Rep. Centrafricana, la speranza nello sguardo di Moussa e nel sorriso di padre Aurelio

Quando è arrivata al centro pediatrico di Bangui, Fanna, diciannovenne già madre di tre figli, aveva poche aspettative. Le sue speranze erano state consumate dalla lotta per nutrire i suoi bambini. Nel villaggio in cui vive la sua famiglia, a 70 km dalla capitale della Repubblica Centrafricana, la malnutrizione è sistematica. Moussa, il più piccolo,…

Quando è arrivata al centro pediatrico di Bangui, Fanna, diciannovenne già madre di tre figli, aveva poche aspettative. Le sue speranze erano state consumate dalla lotta per nutrire i suoi bambini. Nel villaggio in cui vive la sua famiglia, a 70 km dalla capitale della Repubblica Centrafricana, la malnutrizione è sistematica. Moussa, il più piccolo, ha solo 8 mesi. Al suo ricovero raggiungeva a malapena i 4 chili, la metà del peso dei suoi coetanei in salute. Era in fin di vita.  
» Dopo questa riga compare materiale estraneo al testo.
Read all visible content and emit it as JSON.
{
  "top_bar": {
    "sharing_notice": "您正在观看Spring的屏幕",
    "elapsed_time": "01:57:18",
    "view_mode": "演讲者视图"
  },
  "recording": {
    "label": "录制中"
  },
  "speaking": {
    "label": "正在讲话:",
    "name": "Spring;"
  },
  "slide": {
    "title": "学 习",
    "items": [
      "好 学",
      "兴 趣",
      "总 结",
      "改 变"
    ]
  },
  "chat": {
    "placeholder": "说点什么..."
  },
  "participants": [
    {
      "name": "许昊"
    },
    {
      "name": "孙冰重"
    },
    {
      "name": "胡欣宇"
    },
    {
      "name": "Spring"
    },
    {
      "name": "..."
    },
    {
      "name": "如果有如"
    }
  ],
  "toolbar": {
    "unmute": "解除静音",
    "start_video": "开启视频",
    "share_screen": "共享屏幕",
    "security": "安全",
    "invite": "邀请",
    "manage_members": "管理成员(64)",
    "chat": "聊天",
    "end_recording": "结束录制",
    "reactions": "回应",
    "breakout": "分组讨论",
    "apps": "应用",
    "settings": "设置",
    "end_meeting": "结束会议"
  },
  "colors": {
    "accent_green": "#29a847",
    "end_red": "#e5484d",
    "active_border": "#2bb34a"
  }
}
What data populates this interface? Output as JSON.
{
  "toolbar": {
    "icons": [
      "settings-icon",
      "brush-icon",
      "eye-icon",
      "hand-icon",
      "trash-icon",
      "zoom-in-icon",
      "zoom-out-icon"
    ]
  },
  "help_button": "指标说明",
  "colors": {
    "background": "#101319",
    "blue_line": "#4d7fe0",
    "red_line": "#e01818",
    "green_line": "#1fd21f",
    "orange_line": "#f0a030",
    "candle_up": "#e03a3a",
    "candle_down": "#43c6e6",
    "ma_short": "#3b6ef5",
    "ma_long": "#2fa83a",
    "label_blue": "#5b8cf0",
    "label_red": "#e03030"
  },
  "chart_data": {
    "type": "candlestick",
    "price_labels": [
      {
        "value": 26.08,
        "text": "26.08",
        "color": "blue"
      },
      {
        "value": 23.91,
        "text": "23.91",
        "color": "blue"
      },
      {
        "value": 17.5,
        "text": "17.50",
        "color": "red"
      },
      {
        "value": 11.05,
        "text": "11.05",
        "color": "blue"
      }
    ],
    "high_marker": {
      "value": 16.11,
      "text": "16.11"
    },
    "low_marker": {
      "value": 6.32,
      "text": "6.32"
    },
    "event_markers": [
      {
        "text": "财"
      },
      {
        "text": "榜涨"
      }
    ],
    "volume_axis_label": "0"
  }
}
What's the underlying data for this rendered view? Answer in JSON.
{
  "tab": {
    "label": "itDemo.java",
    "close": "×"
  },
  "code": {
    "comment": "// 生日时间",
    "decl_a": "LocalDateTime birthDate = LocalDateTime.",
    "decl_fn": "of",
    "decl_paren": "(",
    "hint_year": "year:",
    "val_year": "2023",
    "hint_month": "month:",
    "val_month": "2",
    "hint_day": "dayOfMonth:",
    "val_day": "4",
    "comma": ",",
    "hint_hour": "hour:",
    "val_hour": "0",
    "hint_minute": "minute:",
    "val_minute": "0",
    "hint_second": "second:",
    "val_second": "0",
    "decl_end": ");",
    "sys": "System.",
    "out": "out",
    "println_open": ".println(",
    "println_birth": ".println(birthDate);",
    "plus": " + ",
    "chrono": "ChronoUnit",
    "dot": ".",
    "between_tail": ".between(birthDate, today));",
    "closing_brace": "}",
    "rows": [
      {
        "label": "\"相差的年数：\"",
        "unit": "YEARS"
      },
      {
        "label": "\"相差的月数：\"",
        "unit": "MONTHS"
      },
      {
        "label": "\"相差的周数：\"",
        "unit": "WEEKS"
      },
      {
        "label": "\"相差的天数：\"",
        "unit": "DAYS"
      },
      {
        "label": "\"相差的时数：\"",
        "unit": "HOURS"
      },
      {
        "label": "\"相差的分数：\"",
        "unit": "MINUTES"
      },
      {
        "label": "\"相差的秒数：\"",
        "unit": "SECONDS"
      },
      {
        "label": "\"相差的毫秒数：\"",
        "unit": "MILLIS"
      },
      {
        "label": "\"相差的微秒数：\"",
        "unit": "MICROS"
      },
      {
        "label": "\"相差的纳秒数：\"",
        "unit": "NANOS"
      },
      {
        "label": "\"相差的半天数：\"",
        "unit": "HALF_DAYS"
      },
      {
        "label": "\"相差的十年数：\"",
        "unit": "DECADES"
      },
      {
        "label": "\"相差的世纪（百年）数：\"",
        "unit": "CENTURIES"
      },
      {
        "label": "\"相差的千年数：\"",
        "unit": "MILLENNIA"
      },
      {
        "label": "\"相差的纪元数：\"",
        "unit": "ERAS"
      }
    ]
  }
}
Non riusciva a mangiare e continuava a vomitare. Dopo quattro giorni era talmente sfinito che non reagiva. Così Fanna ha deciso di portarlo in ospedale. Ha aspettato perché era difficile restare accanto a lui per diversi giorni, a casa non aveva nessuno che potesse prendersi cura degli altri suoi figli.
Moussa non si lamenta, anche se il tubo di alimentazione è troppo grande per il suo scarno viso. È troppo debole perfino per piangere. 
Osserva le persone intorno a lui, con i suoi grandi occhi marroni, doloranti. 

“Sapevo che c’era un programma di nutrizione all’ospedale italiano. Mia figlia maggiore era stata ricoverata qui in passato perché malnutrita. Mangiamo una volta al giorno, il cibo non è mai abbastanza e così i miei bambini si ammalano spesso. Da quando è arrivata la stagione delle piogge è anche peggio” dice Fanna con la voce rotta dall’emozione. Nel centro nutrizionale di Bangui, voluto fortemente da Papà Francesco, i pazienti assumono alimenti speciali per riacquistare appetito e reattività. Sono nutriti con latte terapeutico contenente zucchero, olio, minerali e vitamine e con una pasta di arachidi ad alto contenuto proteico.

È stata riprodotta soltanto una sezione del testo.